Orlo Ray William Hossack 1891-1937
Orlo Ray William Hossack was born in Grand Rapids, Michigan on November 18, 1891. In 1910, at age 19, Hossack appears as a draftsman in the Portland City Directory for the architectural firm of Bennes, Hendricks and Thompson, where he worked until 1912. In the mid 19-teens, he worked in several other architectural firms, including as an architect for the Oregon-Washington Railway and Navigation Co.
On July 7, 1915 Hossack and Mildred Fitzpatrick were married in Portland.
Following service in World War 1 as a lieutenant in the Army Air Service, Hossack returned to Portland and became partner in the Ready Built House Company. He was awarded his license to practice architecture in 1922 based on experience (“grandfathered”) and in 1923 established his own practice, based in the Terminal Sales Building at SW 12th and Morrison. In 1922, Hossack designed the Spies-Robinson Prairie School-style house in Irvington at 2424 NE 17th Avenue, which is listed on the National Register of Historic Places. Hossack’s link with the Prairie School design of Frank Lloyd Wright may be through his first local employer, the Illinois-educated John Virginius Bennes who introduced the Prairie School House to Portland in 1909.
Hossack’s wife Mildred died of Typhoid fever on March 30, 1924.
By the mid-1920s, Hossack’s architectural practice had hit its stride and he was taking on high-value residential projects, but also larger institutional projects, including the Washington County Courthouse; the Oregon State Tuberculosis Hospital in Salem; the Egyptian-revival style Palestine Lodge (a Masonic Lodge at 6401 SE Foster Blvd., now on the National Register of Historic Places); the Kenton Masonic Lodge; and the Seventh Day Adventist Church at SE 43rd and Washington Street.

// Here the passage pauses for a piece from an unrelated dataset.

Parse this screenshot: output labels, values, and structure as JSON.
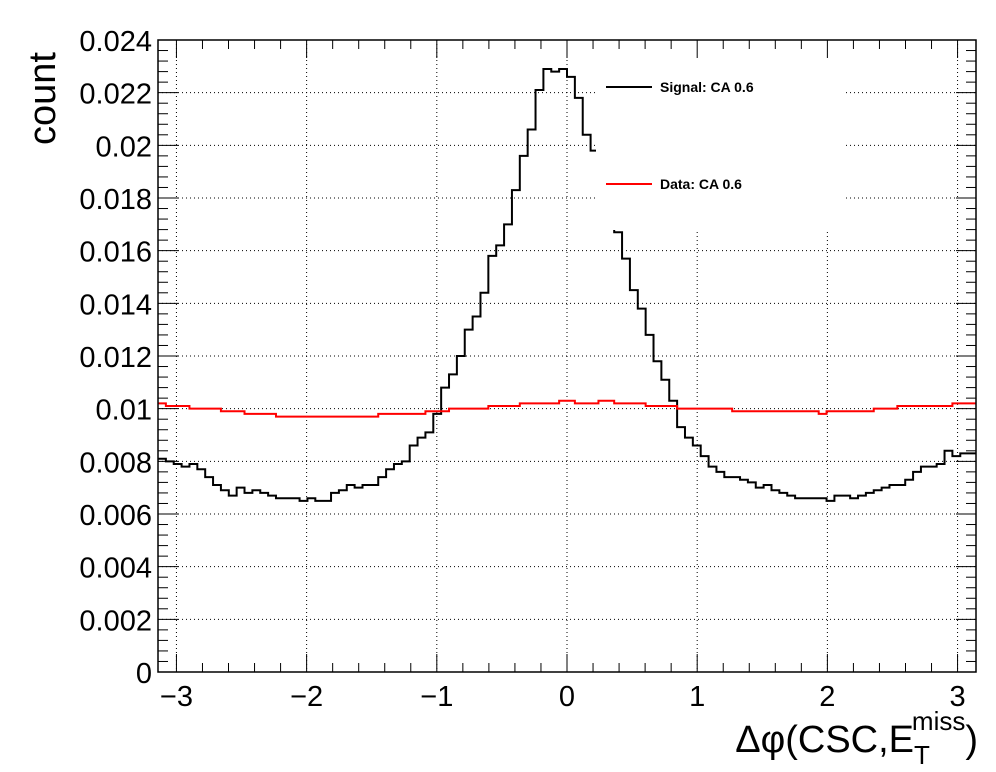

In 1926 he designed and oversaw construction of one of the first homes in the Dolph Park addition, The Frederick B. and Irma B. Mallory house at 2809 NE Thompson, built by Robert B. Beat.

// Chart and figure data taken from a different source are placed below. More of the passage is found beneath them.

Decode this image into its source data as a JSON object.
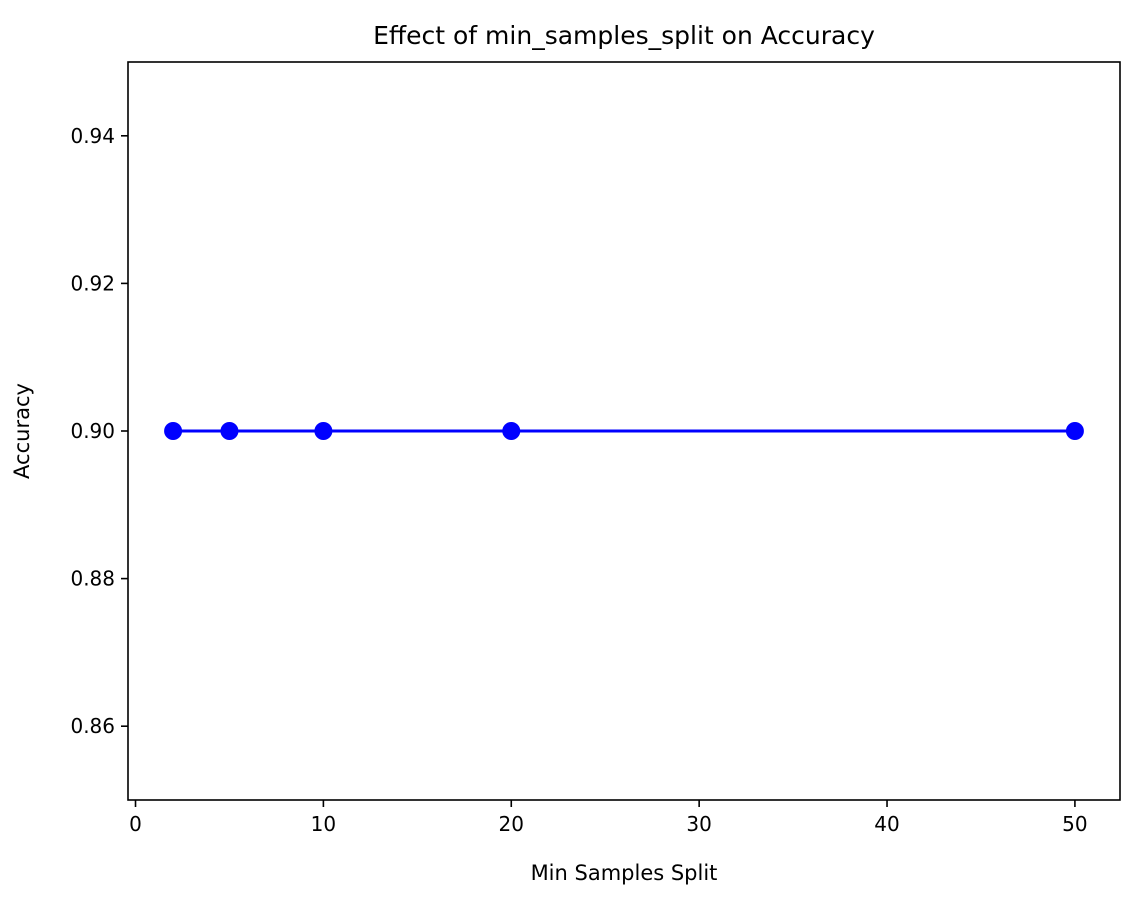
{
  "chart_data": {
    "type": "line",
    "title": "Effect of min_samples_split on Accuracy",
    "xlabel": "Min Samples Split",
    "ylabel": "Accuracy",
    "x": [
      2,
      5,
      10,
      20,
      50
    ],
    "series": [
      {
        "values": [
          0.9,
          0.9,
          0.9,
          0.9,
          0.9
        ],
        "color": "#0000ff",
        "marker": "circle"
      }
    ],
    "xlim": [
      -0.4,
      52.4
    ],
    "ylim": [
      0.85,
      0.95
    ],
    "xticks": [
      0,
      10,
      20,
      30,
      40,
      50
    ],
    "xtick_labels": [
      "0",
      "10",
      "20",
      "30",
      "40",
      "50"
    ],
    "yticks": [
      0.86,
      0.88,
      0.9,
      0.92,
      0.94
    ],
    "ytick_labels": [
      "0.86",
      "0.88",
      "0.90",
      "0.92",
      "0.94"
    ],
    "grid": false,
    "legend": "none"
  }
}
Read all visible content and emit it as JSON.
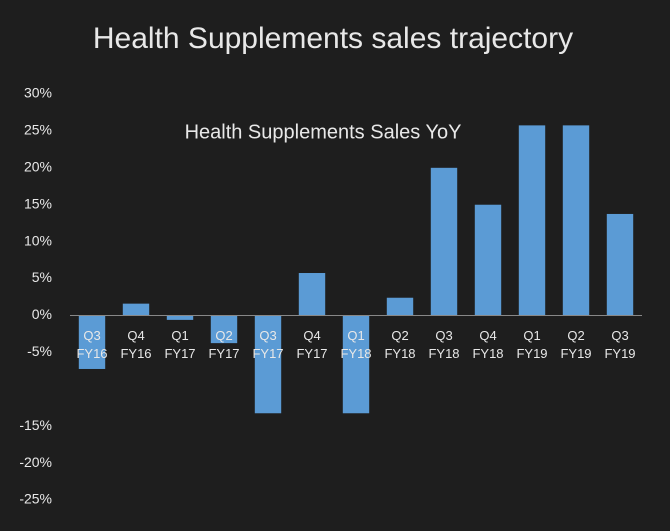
{
  "chart_data": {
    "type": "bar",
    "title": "Health Supplements sales trajectory",
    "subtitle": "Health Supplements Sales YoY",
    "categories": [
      [
        "Q3",
        "FY16"
      ],
      [
        "Q4",
        "FY16"
      ],
      [
        "Q1",
        "FY17"
      ],
      [
        "Q2",
        "FY17"
      ],
      [
        "Q3",
        "FY17"
      ],
      [
        "Q4",
        "FY17"
      ],
      [
        "Q1",
        "FY18"
      ],
      [
        "Q2",
        "FY18"
      ],
      [
        "Q3",
        "FY18"
      ],
      [
        "Q4",
        "FY18"
      ],
      [
        "Q1",
        "FY19"
      ],
      [
        "Q2",
        "FY19"
      ],
      [
        "Q3",
        "FY19"
      ]
    ],
    "values": [
      -7.25,
      1.6,
      -0.6,
      -3.75,
      -13.25,
      5.75,
      -13.25,
      2.4,
      20,
      15,
      25.75,
      25.75,
      13.75
    ],
    "color": "#5b9bd5",
    "ylim": [
      -25,
      30
    ],
    "yticks": [
      {
        "value": 30,
        "label": "30%"
      },
      {
        "value": 25,
        "label": "25%"
      },
      {
        "value": 20,
        "label": "20%"
      },
      {
        "value": 15,
        "label": "15%"
      },
      {
        "value": 10,
        "label": "10%"
      },
      {
        "value": 5,
        "label": "5%"
      },
      {
        "value": 0,
        "label": "0%"
      },
      {
        "value": -5,
        "label": "-5%"
      },
      {
        "value": -15,
        "label": "-15%"
      },
      {
        "value": -20,
        "label": "-20%"
      },
      {
        "value": -25,
        "label": "-25%"
      }
    ],
    "grid": false
  }
}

In October 1927, Hossack married Mildred’s sister Carrie, also a widower, and adopted Carrie’s daughter Betty. Carrie was a teacher at Irvington Elementary. The family lived at 624 East 18th (today’s 2944 NE 18th).
Throughout this post World War 1 period, Hossack was also active as a captain in the Air Service Reserve Officer Corps, and in civil aviation. In 1935, he took assignment as construction officer in the Civilian Conservation Corps, based in Boise, Idaho. While there, he contracted pneumonia and died on January 31, 1937 at the age of 45, leaving his wife Carrie and daughter Betty.